Firm unveils wave energy project

West Australian
Monday 18/1/2010 Page: 4

Australia's first facility to generate power from wave energy is being built off Garden Island, south of Perth. Fremantle company Carnegie Corporation Wave Energy yesterday unveiled a $12.5 million project that will create enough electricity to power 3500 homes. The five MW facility, scheduled for completion next year, employs a world-first design that uses the bobbing movement of submerged buoys to drive pistons on the seabed. In turn, the pistons drive pressurised water to an onshore turbine, which generates electricity that is fed into the main grid.

Work has begun off Garden Island's west coast for a prototype unit, which will be tested this year. The full-scale facility, measuring about 200m by 200m, will then be constructed off the island next year. "It's a relatively small footprint because wave energy is a very concentrated form of energy," Carnegie Corporation's chief operating officer Greg Allen said. The units will be fixed to the seabed at a depth of 24m, with a network of 30 buoys floating in the water column, below the surface. Mr Allen said the technology could be deployed on any southwest-facing coast, and that he envisioned a string of bigger facilities near populated areas throughout southern Australia.

The fact that most population centres are near the coast makes wave energy attractive, he said. The system could also potentially be used to supply power to coastal water desalination plants.
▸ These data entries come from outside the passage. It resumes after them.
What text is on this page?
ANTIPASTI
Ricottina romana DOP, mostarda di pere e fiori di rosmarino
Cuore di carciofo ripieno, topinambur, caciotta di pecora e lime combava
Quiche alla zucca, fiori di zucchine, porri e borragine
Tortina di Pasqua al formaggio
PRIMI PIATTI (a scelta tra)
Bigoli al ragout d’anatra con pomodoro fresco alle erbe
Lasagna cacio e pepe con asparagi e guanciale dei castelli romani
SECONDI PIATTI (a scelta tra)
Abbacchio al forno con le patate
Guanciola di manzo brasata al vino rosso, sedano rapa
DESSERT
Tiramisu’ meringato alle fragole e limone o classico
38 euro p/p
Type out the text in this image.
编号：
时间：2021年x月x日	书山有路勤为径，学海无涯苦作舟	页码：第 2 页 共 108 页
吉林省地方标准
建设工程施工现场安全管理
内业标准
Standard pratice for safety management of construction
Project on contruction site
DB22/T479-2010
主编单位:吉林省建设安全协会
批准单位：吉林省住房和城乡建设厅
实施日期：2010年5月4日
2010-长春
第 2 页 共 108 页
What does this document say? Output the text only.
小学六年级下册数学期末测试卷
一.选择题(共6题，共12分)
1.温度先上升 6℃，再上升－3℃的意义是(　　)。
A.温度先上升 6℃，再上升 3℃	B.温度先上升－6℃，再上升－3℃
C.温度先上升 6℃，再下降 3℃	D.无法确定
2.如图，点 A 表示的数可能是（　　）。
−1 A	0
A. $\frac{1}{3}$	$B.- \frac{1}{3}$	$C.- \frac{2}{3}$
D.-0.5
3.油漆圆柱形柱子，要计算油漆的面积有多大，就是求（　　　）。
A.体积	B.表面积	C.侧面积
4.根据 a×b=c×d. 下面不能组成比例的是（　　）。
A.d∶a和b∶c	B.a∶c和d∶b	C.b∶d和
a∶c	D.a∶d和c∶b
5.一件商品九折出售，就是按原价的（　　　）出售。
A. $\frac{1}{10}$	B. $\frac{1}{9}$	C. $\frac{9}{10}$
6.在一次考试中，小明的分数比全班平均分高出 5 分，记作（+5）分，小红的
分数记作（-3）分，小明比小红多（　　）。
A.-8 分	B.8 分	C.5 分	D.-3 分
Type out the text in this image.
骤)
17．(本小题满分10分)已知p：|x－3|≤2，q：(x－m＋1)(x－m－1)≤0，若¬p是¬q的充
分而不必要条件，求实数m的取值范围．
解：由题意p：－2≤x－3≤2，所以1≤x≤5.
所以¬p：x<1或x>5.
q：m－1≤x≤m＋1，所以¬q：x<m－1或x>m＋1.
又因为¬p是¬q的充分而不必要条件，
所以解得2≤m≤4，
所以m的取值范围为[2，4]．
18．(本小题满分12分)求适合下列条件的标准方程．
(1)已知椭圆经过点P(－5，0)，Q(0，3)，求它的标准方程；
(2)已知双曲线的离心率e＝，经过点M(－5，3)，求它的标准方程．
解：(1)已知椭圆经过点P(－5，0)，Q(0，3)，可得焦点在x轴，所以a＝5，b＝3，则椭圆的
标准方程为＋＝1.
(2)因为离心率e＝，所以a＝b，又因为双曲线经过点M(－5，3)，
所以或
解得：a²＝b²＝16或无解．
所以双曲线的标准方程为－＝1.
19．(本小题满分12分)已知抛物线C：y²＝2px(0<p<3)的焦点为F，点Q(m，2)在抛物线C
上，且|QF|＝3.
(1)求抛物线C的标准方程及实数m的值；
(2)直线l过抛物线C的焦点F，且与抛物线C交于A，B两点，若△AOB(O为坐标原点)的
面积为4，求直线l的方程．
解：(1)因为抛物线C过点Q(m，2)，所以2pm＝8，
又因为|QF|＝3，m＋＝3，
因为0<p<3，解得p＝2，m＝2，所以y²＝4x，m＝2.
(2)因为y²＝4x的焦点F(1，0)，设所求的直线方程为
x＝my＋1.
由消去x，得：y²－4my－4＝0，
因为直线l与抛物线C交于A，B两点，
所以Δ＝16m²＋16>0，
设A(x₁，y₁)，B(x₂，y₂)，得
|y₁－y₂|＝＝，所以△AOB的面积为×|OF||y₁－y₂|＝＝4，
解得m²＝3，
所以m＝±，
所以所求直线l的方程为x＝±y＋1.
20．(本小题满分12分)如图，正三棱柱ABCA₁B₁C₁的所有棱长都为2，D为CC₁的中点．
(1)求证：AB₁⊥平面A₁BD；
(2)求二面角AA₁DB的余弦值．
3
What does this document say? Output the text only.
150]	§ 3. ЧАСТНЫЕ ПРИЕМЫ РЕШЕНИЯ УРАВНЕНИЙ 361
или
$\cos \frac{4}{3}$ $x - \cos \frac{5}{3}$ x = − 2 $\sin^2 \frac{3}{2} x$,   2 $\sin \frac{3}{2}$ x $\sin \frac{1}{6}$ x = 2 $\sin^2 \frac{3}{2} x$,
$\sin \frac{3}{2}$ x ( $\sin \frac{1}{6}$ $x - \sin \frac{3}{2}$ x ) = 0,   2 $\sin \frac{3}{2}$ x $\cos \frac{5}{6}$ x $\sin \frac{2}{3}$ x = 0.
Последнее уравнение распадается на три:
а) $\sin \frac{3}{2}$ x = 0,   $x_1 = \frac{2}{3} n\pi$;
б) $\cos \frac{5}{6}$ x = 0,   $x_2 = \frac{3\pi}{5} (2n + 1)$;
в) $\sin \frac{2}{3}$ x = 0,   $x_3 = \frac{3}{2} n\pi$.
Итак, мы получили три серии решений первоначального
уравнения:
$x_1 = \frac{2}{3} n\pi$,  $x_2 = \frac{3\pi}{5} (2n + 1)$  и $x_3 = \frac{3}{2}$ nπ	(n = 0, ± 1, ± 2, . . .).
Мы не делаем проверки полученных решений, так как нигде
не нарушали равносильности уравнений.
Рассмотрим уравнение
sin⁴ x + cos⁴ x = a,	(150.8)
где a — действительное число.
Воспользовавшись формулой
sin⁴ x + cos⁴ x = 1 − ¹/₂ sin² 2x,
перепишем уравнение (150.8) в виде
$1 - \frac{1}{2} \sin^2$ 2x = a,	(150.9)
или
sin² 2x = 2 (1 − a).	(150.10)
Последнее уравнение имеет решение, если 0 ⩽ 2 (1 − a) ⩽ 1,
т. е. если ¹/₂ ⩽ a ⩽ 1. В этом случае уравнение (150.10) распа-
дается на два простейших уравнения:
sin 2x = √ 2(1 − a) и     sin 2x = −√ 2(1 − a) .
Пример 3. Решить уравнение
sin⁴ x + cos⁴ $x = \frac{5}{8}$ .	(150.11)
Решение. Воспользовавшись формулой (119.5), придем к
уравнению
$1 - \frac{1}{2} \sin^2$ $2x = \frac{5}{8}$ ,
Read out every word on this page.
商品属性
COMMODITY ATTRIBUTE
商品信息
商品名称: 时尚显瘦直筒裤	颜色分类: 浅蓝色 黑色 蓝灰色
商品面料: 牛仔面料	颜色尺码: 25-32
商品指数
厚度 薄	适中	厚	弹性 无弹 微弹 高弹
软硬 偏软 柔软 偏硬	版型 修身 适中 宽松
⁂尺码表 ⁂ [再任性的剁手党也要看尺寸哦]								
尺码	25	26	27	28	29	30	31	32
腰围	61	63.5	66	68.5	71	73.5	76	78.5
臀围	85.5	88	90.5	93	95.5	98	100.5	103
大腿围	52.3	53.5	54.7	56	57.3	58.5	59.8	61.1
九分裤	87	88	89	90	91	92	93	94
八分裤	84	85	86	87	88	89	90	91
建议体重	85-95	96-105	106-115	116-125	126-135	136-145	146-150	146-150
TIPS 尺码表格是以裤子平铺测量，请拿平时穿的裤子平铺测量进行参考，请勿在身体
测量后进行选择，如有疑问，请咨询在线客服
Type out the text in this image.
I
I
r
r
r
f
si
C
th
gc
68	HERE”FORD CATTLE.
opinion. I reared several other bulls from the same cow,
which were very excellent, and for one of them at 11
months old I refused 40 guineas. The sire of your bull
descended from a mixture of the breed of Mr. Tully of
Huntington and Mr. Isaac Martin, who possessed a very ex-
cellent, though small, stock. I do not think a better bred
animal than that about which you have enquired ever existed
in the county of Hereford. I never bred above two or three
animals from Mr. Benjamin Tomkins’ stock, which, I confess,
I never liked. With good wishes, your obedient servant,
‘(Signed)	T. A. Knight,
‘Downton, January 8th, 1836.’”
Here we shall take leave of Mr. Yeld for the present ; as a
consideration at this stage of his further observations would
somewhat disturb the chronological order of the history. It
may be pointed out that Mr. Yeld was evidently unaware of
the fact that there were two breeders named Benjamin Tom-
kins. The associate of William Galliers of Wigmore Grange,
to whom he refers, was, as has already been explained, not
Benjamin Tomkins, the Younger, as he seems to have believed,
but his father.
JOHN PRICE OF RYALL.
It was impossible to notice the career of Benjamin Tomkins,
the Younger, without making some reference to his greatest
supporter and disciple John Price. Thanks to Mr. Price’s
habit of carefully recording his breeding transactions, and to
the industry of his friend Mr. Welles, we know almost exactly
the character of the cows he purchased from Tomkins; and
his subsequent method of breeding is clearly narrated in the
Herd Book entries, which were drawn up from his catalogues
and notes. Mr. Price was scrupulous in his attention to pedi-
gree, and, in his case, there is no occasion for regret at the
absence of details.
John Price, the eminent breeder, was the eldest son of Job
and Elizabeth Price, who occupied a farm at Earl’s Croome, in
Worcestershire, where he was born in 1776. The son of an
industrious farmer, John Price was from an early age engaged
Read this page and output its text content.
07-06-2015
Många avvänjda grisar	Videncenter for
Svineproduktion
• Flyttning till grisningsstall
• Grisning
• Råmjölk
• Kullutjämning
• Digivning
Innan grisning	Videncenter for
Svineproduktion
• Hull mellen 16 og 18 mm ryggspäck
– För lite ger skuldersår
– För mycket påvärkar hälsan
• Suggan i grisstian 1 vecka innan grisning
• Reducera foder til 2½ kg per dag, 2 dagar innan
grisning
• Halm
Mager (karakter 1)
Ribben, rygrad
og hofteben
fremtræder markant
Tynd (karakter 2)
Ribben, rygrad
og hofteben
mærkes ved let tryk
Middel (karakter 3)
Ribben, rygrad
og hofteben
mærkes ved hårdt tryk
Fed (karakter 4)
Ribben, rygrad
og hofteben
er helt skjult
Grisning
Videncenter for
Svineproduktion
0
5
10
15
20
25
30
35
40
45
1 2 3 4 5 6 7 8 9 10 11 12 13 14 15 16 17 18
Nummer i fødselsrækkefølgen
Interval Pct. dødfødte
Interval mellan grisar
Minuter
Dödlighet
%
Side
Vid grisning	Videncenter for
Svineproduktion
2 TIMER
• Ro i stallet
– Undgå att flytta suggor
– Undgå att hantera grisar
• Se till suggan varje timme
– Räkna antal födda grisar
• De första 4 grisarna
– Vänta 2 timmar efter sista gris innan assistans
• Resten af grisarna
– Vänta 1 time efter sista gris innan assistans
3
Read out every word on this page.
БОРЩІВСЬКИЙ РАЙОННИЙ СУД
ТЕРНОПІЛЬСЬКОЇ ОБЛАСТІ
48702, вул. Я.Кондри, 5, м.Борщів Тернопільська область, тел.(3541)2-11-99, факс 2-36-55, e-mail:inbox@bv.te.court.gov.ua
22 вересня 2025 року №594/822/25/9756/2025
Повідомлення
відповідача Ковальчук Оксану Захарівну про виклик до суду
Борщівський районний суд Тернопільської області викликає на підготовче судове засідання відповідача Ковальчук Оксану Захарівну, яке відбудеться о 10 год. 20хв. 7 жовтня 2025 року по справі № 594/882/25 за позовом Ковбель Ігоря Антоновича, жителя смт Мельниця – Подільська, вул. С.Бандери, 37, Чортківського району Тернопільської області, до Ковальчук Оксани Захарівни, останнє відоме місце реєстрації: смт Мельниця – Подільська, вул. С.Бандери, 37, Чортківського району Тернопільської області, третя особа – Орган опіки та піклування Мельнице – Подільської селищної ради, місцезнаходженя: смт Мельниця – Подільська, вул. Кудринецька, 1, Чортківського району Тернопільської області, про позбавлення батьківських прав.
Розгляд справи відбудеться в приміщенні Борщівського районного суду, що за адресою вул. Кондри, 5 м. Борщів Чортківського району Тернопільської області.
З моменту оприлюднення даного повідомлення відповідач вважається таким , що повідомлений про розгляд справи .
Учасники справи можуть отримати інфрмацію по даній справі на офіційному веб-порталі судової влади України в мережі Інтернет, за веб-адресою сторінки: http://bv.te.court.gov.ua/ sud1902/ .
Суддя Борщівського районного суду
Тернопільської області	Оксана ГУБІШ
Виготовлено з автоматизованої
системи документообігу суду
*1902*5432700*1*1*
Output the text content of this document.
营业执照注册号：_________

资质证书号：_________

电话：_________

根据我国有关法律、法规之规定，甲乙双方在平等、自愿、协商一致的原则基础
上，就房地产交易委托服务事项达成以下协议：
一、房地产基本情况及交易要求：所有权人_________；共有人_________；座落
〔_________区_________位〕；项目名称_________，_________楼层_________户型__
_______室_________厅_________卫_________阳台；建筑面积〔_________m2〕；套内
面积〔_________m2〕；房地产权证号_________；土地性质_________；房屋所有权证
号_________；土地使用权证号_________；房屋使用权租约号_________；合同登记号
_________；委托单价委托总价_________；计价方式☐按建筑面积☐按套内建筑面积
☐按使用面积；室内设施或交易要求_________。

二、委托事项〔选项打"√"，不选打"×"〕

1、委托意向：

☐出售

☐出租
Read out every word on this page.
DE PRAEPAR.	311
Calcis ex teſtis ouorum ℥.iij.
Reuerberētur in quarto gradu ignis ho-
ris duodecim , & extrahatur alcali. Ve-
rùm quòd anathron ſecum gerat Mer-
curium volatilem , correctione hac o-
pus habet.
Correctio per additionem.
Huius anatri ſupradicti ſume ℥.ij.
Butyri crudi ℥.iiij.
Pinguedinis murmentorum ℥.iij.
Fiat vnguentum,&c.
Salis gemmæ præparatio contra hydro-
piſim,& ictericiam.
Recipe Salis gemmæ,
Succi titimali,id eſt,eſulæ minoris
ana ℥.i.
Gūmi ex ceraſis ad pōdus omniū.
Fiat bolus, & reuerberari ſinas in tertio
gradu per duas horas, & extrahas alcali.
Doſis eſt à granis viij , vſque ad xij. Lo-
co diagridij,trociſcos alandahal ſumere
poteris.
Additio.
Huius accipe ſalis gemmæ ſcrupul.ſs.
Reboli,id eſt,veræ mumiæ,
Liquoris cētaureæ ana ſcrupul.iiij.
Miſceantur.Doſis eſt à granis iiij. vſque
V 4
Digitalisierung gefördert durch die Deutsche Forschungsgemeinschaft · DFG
Energy Minister Peter Collier said technologies such as wave energy would be essential to meet the national target of 20% renewable energy by 2020. Other technologies, such as geothermal energy, are still some years away from commercial viability, he said. WA gets about 5% of its power from renewable sources, predominantly wind energy. Mr Collier said the 2020 target was "a challenging and difficult prospect", and that WA needs to "hit the ground running" by funding technologies that can be rapidly commercialised.